Thursday, January 14, 2016

Jammeh has relented under pressure by lifting foreign exchange restrictions

By regularly interfering in the foreign exchange market against the advise of the International Monetary Fund, Yaya Jammeh as abruptly reverse course.  

The reversal was announced over government-controlled national television with the Gambia dictator assuring the donors, indirectly, that "he is committed to the free market".  

Jammeh is assuring us now that he is committed to the free market system after causing havoc in the foreign exchange market that has resulted in the over-valuation of the dalasi by over 20%.  This is according to the International Monetary Fund.  

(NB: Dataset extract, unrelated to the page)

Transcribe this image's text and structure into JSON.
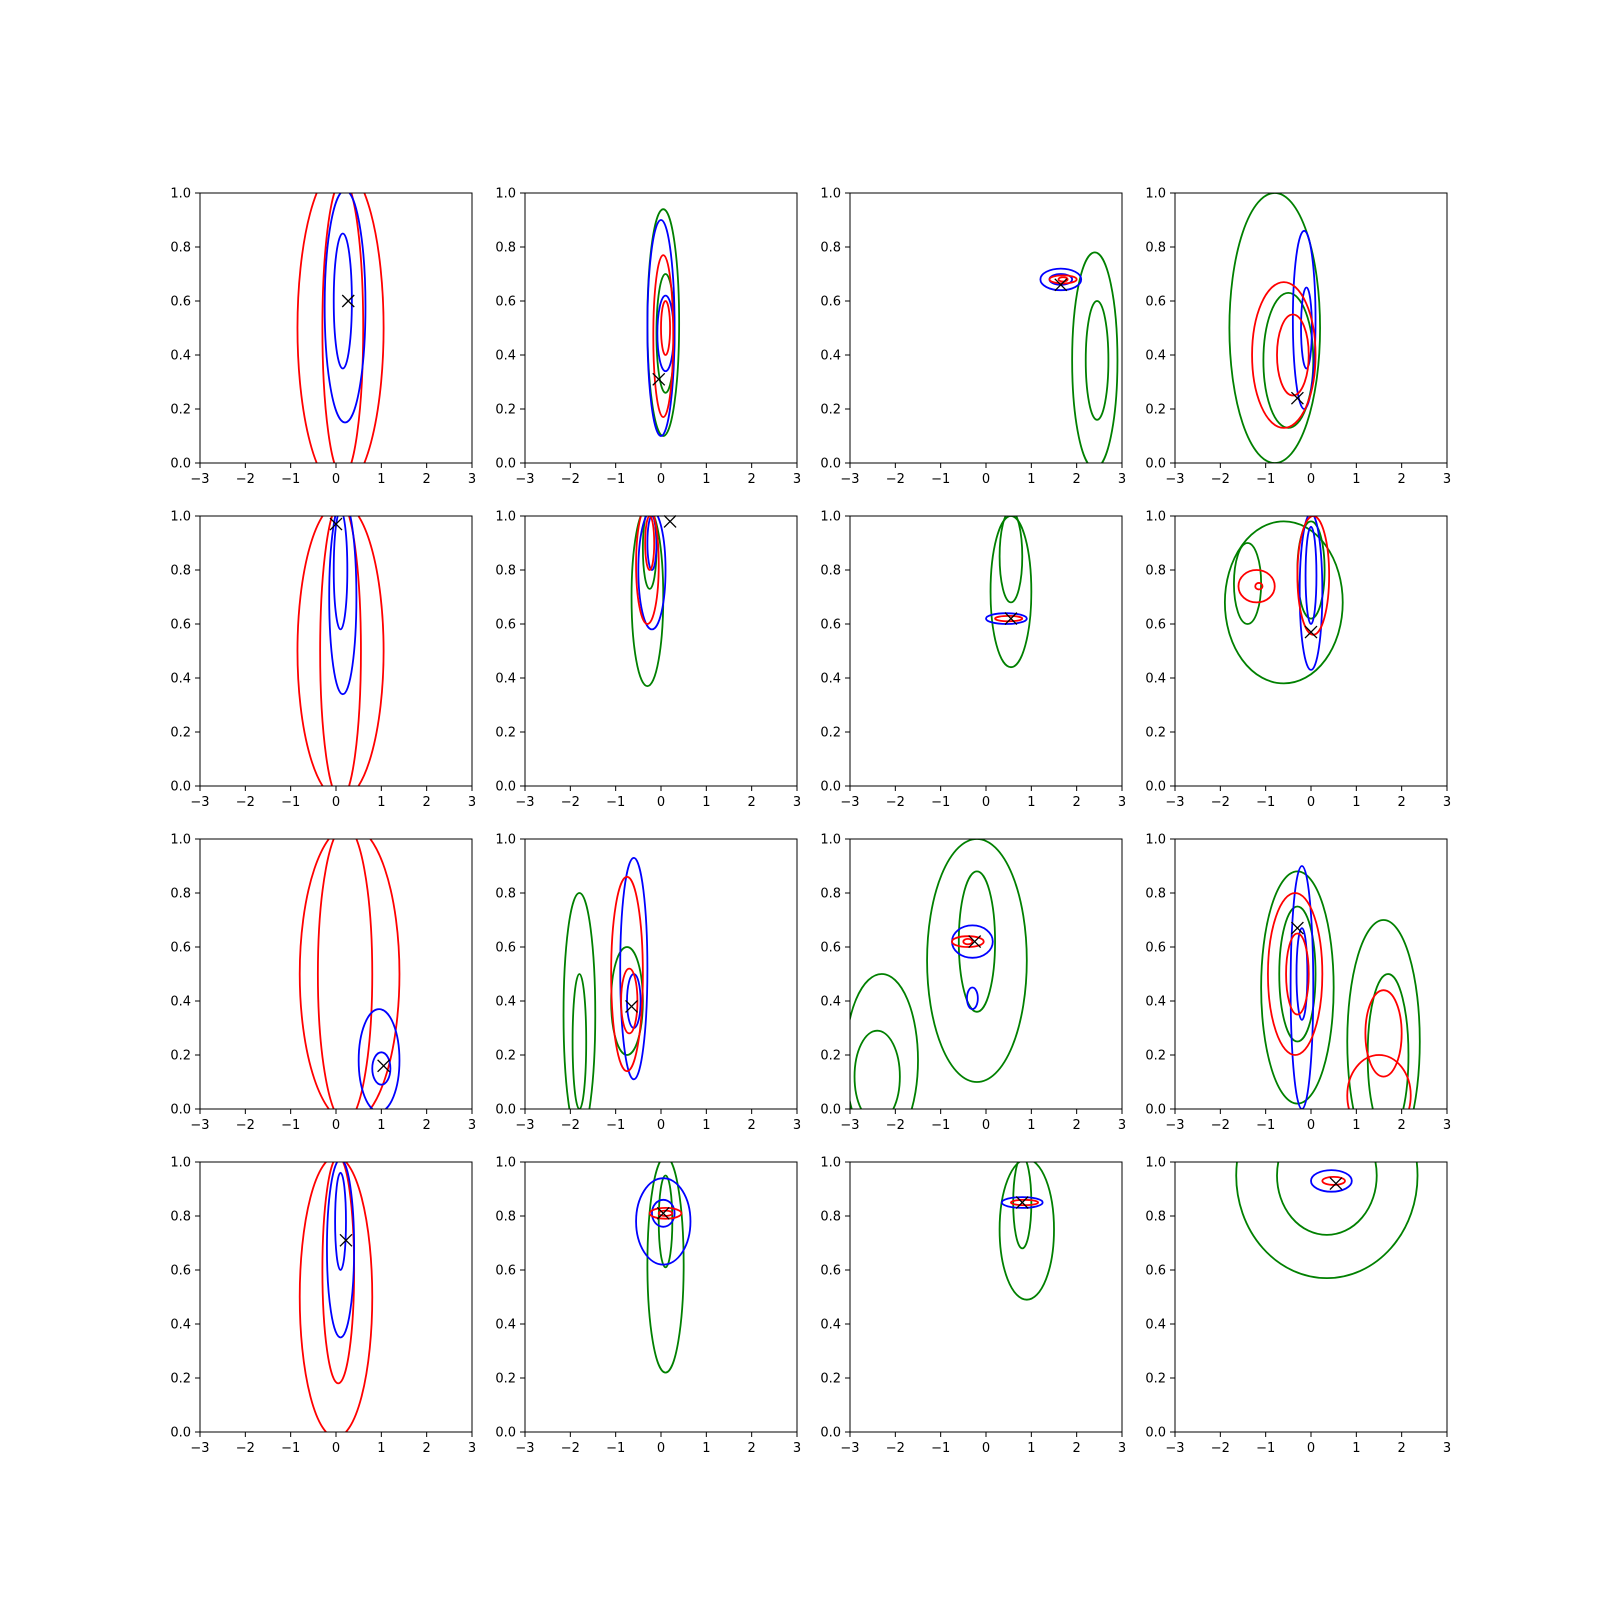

An overvalued dalasi means relatively cheaper imports and more expensive exports. We should expect this year's groundnut exports [even with an expected depreciation] to earn us less foreign exchange than if Jammeh had stayed away from what is, by law, the mandate of the Central Bank of the Gambia.  The fact that our foreign exchange reserves are less than two months worth of import cover may have added to the pressure Mr. Jammeh had been experiencing lately.  

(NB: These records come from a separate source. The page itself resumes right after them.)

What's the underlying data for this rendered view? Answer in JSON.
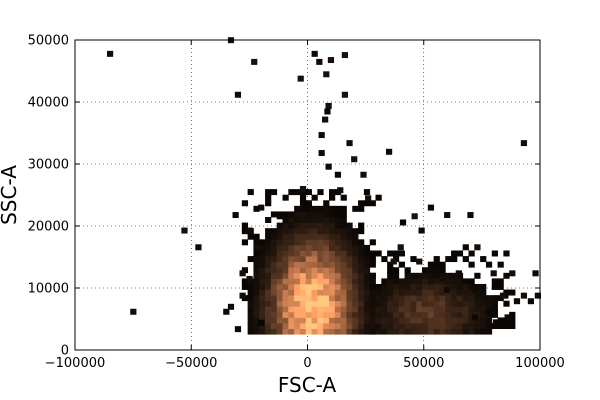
{
  "chart_data": {
    "type": "heatmap",
    "title": "",
    "xlabel": "FSC-A",
    "ylabel": "SSC-A",
    "xlim": [
      -100000,
      100000
    ],
    "ylim": [
      0,
      50000
    ],
    "grid": true,
    "colormap": "copper",
    "bin_size": {
      "x": 2500,
      "y": 900
    },
    "x_ticks": [
      {
        "value": -100000,
        "label": "−100000"
      },
      {
        "value": -50000,
        "label": "−50000"
      },
      {
        "value": 0,
        "label": "0"
      },
      {
        "value": 50000,
        "label": "50000"
      },
      {
        "value": 100000,
        "label": "100000"
      }
    ],
    "y_ticks": [
      {
        "value": 0,
        "label": "0"
      },
      {
        "value": 10000,
        "label": "10000"
      },
      {
        "value": 20000,
        "label": "20000"
      },
      {
        "value": 30000,
        "label": "30000"
      },
      {
        "value": 40000,
        "label": "40000"
      },
      {
        "value": 50000,
        "label": "50000"
      }
    ],
    "density_blobs": [
      {
        "cx": 2000,
        "cy": 7000,
        "sx": 11000,
        "sy": 6500,
        "peak": 1.0,
        "xmin": -27000,
        "xmax": 31000,
        "ymin": 3000,
        "ymax": 26000
      },
      {
        "cx": 52000,
        "cy": 6000,
        "sx": 15000,
        "sy": 3500,
        "peak": 0.28,
        "xmin": 28000,
        "xmax": 88000,
        "ymin": 3000,
        "ymax": 16000
      }
    ],
    "sparse_points": [
      [
        -85000,
        47800
      ],
      [
        -75000,
        6200
      ],
      [
        -53000,
        19300
      ],
      [
        -47000,
        16600
      ],
      [
        -33000,
        50000
      ],
      [
        -30000,
        41200
      ],
      [
        -23000,
        46500
      ],
      [
        -20000,
        23000
      ],
      [
        -12000,
        21600
      ],
      [
        -3000,
        43800
      ],
      [
        -2000,
        26000
      ],
      [
        3000,
        47800
      ],
      [
        5000,
        46500
      ],
      [
        8000,
        44500
      ],
      [
        10000,
        46800
      ],
      [
        16000,
        47600
      ],
      [
        16000,
        41200
      ],
      [
        9000,
        39400
      ],
      [
        8500,
        38500
      ],
      [
        7500,
        37200
      ],
      [
        6000,
        34700
      ],
      [
        18000,
        33400
      ],
      [
        6000,
        31800
      ],
      [
        20000,
        30800
      ],
      [
        9000,
        29600
      ],
      [
        13000,
        28300
      ],
      [
        24000,
        28300
      ],
      [
        14000,
        25800
      ],
      [
        35000,
        32000
      ],
      [
        26000,
        24500
      ],
      [
        41000,
        20600
      ],
      [
        46000,
        21600
      ],
      [
        53000,
        23000
      ],
      [
        60000,
        21800
      ],
      [
        70000,
        21800
      ],
      [
        49000,
        19300
      ],
      [
        40000,
        16600
      ],
      [
        48000,
        14300
      ],
      [
        68000,
        16600
      ],
      [
        73000,
        16600
      ],
      [
        37000,
        14300
      ],
      [
        44000,
        11500
      ],
      [
        58000,
        11500
      ],
      [
        65000,
        12400
      ],
      [
        80000,
        12400
      ],
      [
        88000,
        12400
      ],
      [
        98000,
        12400
      ],
      [
        60000,
        9700
      ],
      [
        72000,
        9700
      ],
      [
        85000,
        8800
      ],
      [
        93000,
        33400
      ],
      [
        96000,
        7900
      ],
      [
        99000,
        8800
      ],
      [
        93000,
        8800
      ],
      [
        90000,
        7900
      ],
      [
        84000,
        8800
      ],
      [
        78000,
        6100
      ],
      [
        72000,
        5300
      ],
      [
        86000,
        5300
      ],
      [
        81000,
        4500
      ],
      [
        -35000,
        6200
      ],
      [
        -33000,
        7000
      ],
      [
        -30000,
        3400
      ],
      [
        -28000,
        8800
      ],
      [
        -25000,
        11500
      ],
      [
        -28000,
        12400
      ],
      [
        -22000,
        16600
      ],
      [
        -25000,
        19300
      ],
      [
        -31000,
        21800
      ],
      [
        -20000,
        4400
      ]
    ]
  }
}
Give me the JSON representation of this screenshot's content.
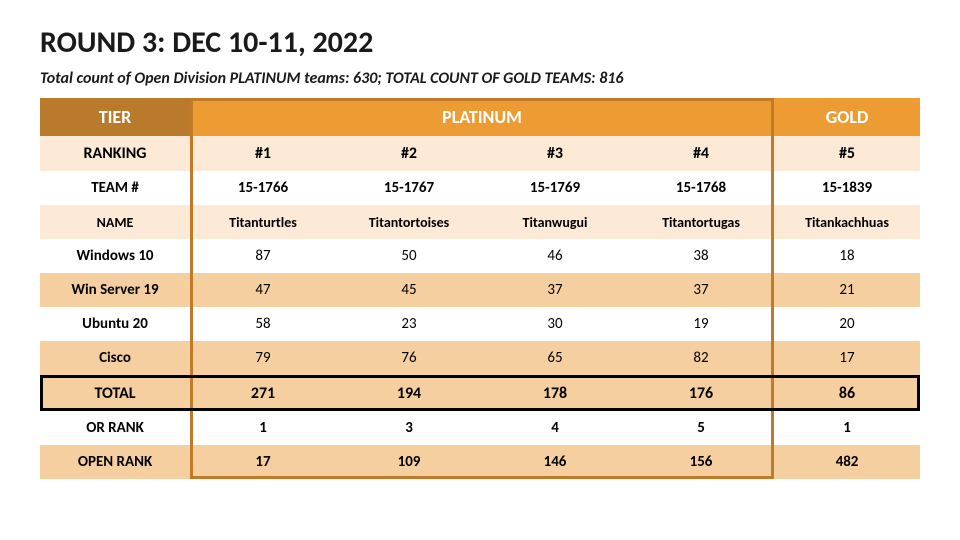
{
  "title": "ROUND 3: DEC 10-11, 2022",
  "subtitle": "Total count of Open Division PLATINUM teams: 630; TOTAL COUNT OF GOLD TEAMS: 816",
  "labels": {
    "tier": "TIER",
    "platinum": "PLATINUM",
    "gold": "GOLD",
    "ranking": "RANKING",
    "team_no": "TEAM #",
    "name": "NAME",
    "total": "TOTAL",
    "or_rank": "OR RANK",
    "open_rank": "OPEN RANK"
  },
  "rankings": [
    "#1",
    "#2",
    "#3",
    "#4",
    "#5"
  ],
  "team_numbers": [
    "15-1766",
    "15-1767",
    "15-1769",
    "15-1768",
    "15-1839"
  ],
  "team_names": [
    "Titanturtles",
    "Titantortoises",
    "Titanwugui",
    "Titantortugas",
    "Titankachhuas"
  ],
  "categories": [
    {
      "label": "Windows 10",
      "values": [
        87,
        50,
        46,
        38,
        18
      ]
    },
    {
      "label": "Win Server 19",
      "values": [
        47,
        45,
        37,
        37,
        21
      ]
    },
    {
      "label": "Ubuntu 20",
      "values": [
        58,
        23,
        30,
        19,
        20
      ]
    },
    {
      "label": "Cisco",
      "values": [
        79,
        76,
        65,
        82,
        17
      ]
    }
  ],
  "totals": [
    271,
    194,
    178,
    176,
    86
  ],
  "or_rank": [
    1,
    3,
    4,
    5,
    1
  ],
  "open_rank": [
    17,
    109,
    146,
    156,
    482
  ],
  "style": {
    "colors": {
      "tier_label_bg": "#b97b2b",
      "tier_plat_bg": "#ed9b33",
      "tier_gold_bg": "#ed9b33",
      "light_band": "#fce9d6",
      "mid_band": "#f6cfa0",
      "white": "#ffffff",
      "plat_outline": "#c07a28",
      "total_outline": "#000000",
      "text": "#000000",
      "title_text": "#1a1a1a"
    },
    "fonts": {
      "title_size_pt": 22,
      "subtitle_size_pt": 12,
      "header_size_pt": 13,
      "cell_size_pt": 11
    }
  }
}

Although the decision is coming when damage to the economy has already been done - a damage that could have been avoided to a large degree - it is, as the saying goes, better late than never.   But Jammeh must be warned that interference in the functions of the Central Bank cannot and will not be tolerated without severe penalties.  

Assuming that he stays off the economy, the floating exchange rate system that had served us well, up to this point, will be allowed to perform the function for which  it was designed if we are to avoid the market distortions that Jammeh had inflicted on the economy.